The answer is that no such algorithm can exist, because having such an algorithm lets you solve the halting problem.
For example, given a computer program $n$, you can write a computable continued fraction $[a_0,a_1,\dots]$ where $a_0=1$ and for $k>0,$ $a_k=2$ unless the program halts at step $n$ or earlier, then $a_k=2+(-1)^{k-1}$ (chosen so the resulting real number is $\leq \sqrt{2},$ with equality only when the program does not halt.)
Your algorithm would let us multiply this by $\sqrt{2}=[1,2,2,\dots]$ and we'd be able to solve the halting problem by whether the resulting continued fraction was $\geq 2$ or not.
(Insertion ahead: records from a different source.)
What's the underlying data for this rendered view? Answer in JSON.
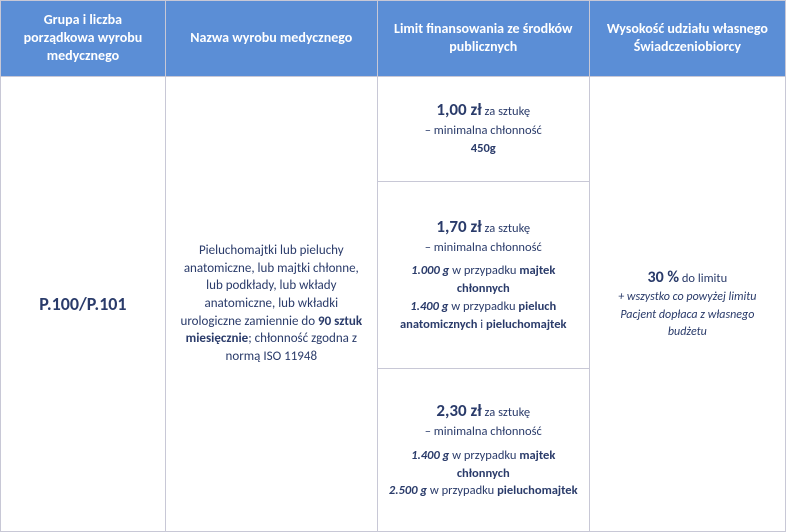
{
  "header": {
    "col_group": "Grupa i liczba porządkowa wyrobu medycznego",
    "col_name": "Nazwa wyrobu medycznego",
    "col_limit": "Limit finansowania ze środków publicznych",
    "col_share": "Wysokość udziału własnego Świadczeniobiorcy"
  },
  "row": {
    "group_code": "P.100/P.101",
    "product_desc_pre": "Pieluchomajtki lub pieluchy anatomiczne, lub majtki chłonne, lub podkłady, lub wkłady anatomiczne, lub wkładki urologiczne zamiennie do ",
    "product_desc_bold": "90 sztuk miesięcznie",
    "product_desc_post": "; chłonność zgodna z normą ISO 11948",
    "limits": [
      {
        "price": "1,00 zł",
        "per": " za sztukę",
        "sub1": "– minimalna chłonność",
        "abs_bold": "450g"
      },
      {
        "price": "1,70 zł",
        "per": " za sztukę",
        "sub1": "– minimalna chłonność",
        "l1_val": "1.000 g",
        "l1_txt": " w przypadku ",
        "l1_b": "majtek chłonnych",
        "l2_val": "1.400 g",
        "l2_txt": " w przypadku ",
        "l2_b": "pieluch anatomicznych",
        "l2_and": " i ",
        "l2_b2": "pieluchomajtek"
      },
      {
        "price": "2,30 zł",
        "per": " za sztukę",
        "sub1": "– minimalna chłonność",
        "l1_val": "1.400 g",
        "l1_txt": " w przypadku ",
        "l1_b": "majtek chłonnych",
        "l2_val": "2.500 g",
        "l2_txt": " w przypadku ",
        "l2_b": "pieluchomajtek"
      }
    ],
    "share_main_pct": "30 %",
    "share_main_txt": " do limitu",
    "share_sub": "+ wszystko co powyżej limitu Pacjent dopłaca z własnego budżetu"
  },
  "colors": {
    "header_bg": "#5b8ed6",
    "header_fg": "#ffffff",
    "border": "#c8c8d6",
    "text": "#2a3b6a"
  }
}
Basically, your algorithm would have to "know" in a finite amount of time, and hence after perusing only a finite number of coefficients, whether a continued fraction would $\geq \sqrt{2}$. ($\sqrt{2}$ here is not special, just an easy example.)
It's almost trivially true, actually, that you can't figure out in finite time that a continued fraction is $\geq \sqrt{2}$. Presumably, we aren't even given an algorithm, just a stream of coefficients for our number $\alpha,$ so if $\alpha$ is actually $\sqrt{2}$, at what point do we figure out that $\sqrt{2}\alpha\geq 2$? If the algorithm figures this out after reading $n$ coefficients, then we can find infinitely many numbers $\beta<\sqrt{2}$ that agree with $\sqrt{2}$ in those coefficients, and thus will likewise return the same value.
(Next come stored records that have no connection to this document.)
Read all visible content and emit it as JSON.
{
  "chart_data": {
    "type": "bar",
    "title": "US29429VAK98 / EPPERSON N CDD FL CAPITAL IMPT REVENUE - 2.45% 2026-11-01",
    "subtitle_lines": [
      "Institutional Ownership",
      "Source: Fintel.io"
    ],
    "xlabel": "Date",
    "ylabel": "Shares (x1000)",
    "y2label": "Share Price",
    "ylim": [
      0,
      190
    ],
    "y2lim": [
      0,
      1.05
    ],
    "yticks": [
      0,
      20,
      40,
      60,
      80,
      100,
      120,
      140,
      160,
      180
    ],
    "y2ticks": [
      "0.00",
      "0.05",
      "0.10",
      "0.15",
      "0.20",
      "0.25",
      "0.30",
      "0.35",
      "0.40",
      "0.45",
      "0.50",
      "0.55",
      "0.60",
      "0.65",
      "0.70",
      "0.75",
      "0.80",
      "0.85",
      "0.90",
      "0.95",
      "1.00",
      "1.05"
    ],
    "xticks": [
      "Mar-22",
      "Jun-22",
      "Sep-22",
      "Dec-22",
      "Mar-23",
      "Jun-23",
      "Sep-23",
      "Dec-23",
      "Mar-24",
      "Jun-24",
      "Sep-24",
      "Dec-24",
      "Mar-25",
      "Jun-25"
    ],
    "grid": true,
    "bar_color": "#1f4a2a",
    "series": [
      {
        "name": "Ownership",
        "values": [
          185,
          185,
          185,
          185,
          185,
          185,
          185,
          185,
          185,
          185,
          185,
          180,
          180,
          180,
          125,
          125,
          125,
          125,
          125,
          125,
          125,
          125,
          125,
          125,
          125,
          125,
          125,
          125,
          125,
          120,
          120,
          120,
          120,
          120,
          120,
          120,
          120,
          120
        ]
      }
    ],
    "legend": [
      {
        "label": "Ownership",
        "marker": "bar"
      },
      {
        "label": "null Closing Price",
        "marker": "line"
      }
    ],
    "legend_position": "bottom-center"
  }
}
I believe that if you can solve the halting problem (say, you are given an Oracle which solves it,) then you solve effective multiplication and addition of continued fractions. That is, you can write a program which:
- Takes two programs (which do not use the oracle) as input, which are interpreted as outputing two continued fractions.
- Outputs (using the oracle) a sequence of coefficients that represent the product (or sum.)